What a great special issue of the New York Times Magazine today. The centerpiece is an article about global women's rights issues by Nicholas Kristof and and Sheryl WuDunn. I enjoyed this passage:
Bill Gates recalls once being invited to speak in Saudi Arabia and finding himself facing a segregated audience. Four-fifths of the listeners were men, on the left. The remaining one-fifth were women, all covered in black cloaks and veils, on the right. A partition separated the two groups. Toward the end, in the question-and-answer session, a member of the audience noted that Saudi Arabia aimed to be one of the Top 10 countries in the world in technology by 2010 and asked if that was realistic. “Well, if you’re not fully utilizing half the talent in the country,” Gates said, “you’re not going to get too close to the Top 10.” The small group on the right erupted in wild cheering.I love the fact that the women "got it" and cheered.
The article inspires me to want to read a new book by these authors, and also look into the ways to give they suggest. But it also reminds me of a bizarre internet conversation I had a while back. At a certain very popular philosophy blog, Nicholas Kristof had come under attack for being concerned about animal rights (imagine that!). A commenter offered a general assessment of Kristof (and how could I forget this phrase): that he's a man with a "deeply, deeply trivial mind."

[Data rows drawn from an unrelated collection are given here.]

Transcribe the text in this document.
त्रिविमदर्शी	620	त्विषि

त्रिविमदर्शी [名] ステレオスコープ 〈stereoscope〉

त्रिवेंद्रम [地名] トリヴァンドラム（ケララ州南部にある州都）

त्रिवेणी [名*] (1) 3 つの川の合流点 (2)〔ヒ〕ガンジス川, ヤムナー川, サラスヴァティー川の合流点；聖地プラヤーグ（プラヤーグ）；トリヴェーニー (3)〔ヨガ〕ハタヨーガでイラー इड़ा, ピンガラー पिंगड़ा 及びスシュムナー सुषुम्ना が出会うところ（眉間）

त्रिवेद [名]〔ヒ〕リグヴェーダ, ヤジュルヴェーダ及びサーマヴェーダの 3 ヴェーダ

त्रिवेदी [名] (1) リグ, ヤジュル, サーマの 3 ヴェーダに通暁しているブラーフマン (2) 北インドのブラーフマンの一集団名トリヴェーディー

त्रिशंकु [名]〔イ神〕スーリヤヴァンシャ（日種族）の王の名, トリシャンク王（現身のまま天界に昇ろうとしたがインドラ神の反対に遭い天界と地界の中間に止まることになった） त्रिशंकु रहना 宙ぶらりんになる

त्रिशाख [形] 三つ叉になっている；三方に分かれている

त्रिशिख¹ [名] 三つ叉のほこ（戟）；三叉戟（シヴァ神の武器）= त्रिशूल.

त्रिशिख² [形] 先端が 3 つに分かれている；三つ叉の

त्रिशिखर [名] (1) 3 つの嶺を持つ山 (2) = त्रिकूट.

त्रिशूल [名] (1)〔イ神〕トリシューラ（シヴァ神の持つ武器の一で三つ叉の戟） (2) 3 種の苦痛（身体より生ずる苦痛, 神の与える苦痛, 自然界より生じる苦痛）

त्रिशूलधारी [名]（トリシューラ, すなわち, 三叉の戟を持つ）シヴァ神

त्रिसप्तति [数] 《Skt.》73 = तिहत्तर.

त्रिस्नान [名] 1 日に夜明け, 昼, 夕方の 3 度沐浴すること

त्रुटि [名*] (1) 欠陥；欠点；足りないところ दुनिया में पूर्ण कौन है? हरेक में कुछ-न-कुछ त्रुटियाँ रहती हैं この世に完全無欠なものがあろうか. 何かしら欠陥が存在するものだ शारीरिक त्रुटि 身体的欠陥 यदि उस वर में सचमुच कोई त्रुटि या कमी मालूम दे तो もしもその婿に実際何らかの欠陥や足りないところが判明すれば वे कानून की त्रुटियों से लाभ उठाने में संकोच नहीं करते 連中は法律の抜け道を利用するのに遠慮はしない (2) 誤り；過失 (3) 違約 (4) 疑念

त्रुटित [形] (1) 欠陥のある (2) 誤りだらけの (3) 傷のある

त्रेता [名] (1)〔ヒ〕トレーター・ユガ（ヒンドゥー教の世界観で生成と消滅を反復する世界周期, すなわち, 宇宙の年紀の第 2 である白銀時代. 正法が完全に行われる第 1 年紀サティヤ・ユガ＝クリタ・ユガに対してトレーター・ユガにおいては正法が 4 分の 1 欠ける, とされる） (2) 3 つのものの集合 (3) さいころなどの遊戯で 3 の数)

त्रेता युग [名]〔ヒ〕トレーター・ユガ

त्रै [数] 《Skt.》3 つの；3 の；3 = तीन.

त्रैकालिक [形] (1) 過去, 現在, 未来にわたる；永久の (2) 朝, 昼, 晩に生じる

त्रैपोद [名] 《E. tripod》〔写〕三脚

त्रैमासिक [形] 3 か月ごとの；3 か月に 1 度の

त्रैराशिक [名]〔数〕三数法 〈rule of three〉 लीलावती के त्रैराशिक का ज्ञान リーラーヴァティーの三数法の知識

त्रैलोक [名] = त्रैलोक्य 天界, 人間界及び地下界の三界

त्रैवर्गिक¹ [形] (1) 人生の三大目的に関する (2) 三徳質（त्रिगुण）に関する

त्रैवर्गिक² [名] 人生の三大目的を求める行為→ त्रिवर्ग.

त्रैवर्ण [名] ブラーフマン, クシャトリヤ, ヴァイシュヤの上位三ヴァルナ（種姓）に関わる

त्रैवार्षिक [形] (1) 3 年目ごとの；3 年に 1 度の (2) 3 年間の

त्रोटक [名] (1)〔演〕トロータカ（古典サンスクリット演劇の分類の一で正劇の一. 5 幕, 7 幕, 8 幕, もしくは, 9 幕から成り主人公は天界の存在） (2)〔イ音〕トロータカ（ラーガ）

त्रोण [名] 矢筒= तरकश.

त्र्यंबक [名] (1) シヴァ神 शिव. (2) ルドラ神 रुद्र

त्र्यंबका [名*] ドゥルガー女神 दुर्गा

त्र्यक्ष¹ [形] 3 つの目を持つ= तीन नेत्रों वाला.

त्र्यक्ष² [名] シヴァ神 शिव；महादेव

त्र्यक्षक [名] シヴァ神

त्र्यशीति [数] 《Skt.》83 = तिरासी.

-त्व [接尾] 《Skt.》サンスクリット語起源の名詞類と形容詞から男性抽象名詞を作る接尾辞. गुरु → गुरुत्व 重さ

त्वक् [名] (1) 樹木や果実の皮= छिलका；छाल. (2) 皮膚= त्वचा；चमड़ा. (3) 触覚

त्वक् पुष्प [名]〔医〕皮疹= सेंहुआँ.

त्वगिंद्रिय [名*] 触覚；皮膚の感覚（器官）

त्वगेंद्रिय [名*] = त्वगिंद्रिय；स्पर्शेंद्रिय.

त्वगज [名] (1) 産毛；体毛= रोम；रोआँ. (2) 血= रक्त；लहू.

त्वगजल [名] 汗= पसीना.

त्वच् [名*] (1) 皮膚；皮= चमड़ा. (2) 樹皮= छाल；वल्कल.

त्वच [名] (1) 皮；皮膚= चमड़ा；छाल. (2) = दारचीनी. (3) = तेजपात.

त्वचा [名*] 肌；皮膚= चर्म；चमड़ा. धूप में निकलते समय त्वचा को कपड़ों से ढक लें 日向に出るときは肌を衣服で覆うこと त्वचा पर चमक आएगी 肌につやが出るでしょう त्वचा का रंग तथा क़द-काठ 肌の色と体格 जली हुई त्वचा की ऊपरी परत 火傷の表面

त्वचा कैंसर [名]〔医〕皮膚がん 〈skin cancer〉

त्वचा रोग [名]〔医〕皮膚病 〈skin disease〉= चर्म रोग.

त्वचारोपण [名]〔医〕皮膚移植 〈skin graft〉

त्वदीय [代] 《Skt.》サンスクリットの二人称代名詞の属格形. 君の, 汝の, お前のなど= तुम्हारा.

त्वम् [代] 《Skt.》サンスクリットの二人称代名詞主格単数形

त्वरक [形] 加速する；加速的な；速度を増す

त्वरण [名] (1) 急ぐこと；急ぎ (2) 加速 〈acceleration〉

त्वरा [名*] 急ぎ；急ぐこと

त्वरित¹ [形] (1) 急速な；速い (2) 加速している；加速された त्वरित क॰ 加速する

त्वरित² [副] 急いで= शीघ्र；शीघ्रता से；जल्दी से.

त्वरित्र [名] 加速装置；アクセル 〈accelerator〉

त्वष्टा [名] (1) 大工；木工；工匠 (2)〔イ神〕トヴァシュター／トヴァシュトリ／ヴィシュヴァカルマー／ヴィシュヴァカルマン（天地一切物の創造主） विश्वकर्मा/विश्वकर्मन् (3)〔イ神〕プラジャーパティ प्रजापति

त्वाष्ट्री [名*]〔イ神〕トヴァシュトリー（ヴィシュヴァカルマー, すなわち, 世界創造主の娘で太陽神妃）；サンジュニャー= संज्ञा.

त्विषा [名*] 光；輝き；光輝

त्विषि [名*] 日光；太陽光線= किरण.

Wondering how the commenter could see himself as being in a position to judge this tireless defender of human rights so harshly, I looked him up and discovered ... what, that he is some moral saint, way beyond the likes of Kristof? No, I found out he was the author of a book about philosophy and video games. I'm still shaking my head.
It seems that blogs are full of this kind of thing--bluster and blather. Alright, it's of little importance (compared to the travesties described in the article), but it's been on my mind lately.
The Kristof/WuDunn article is great, and so are the other articles on women's rights in the magazine.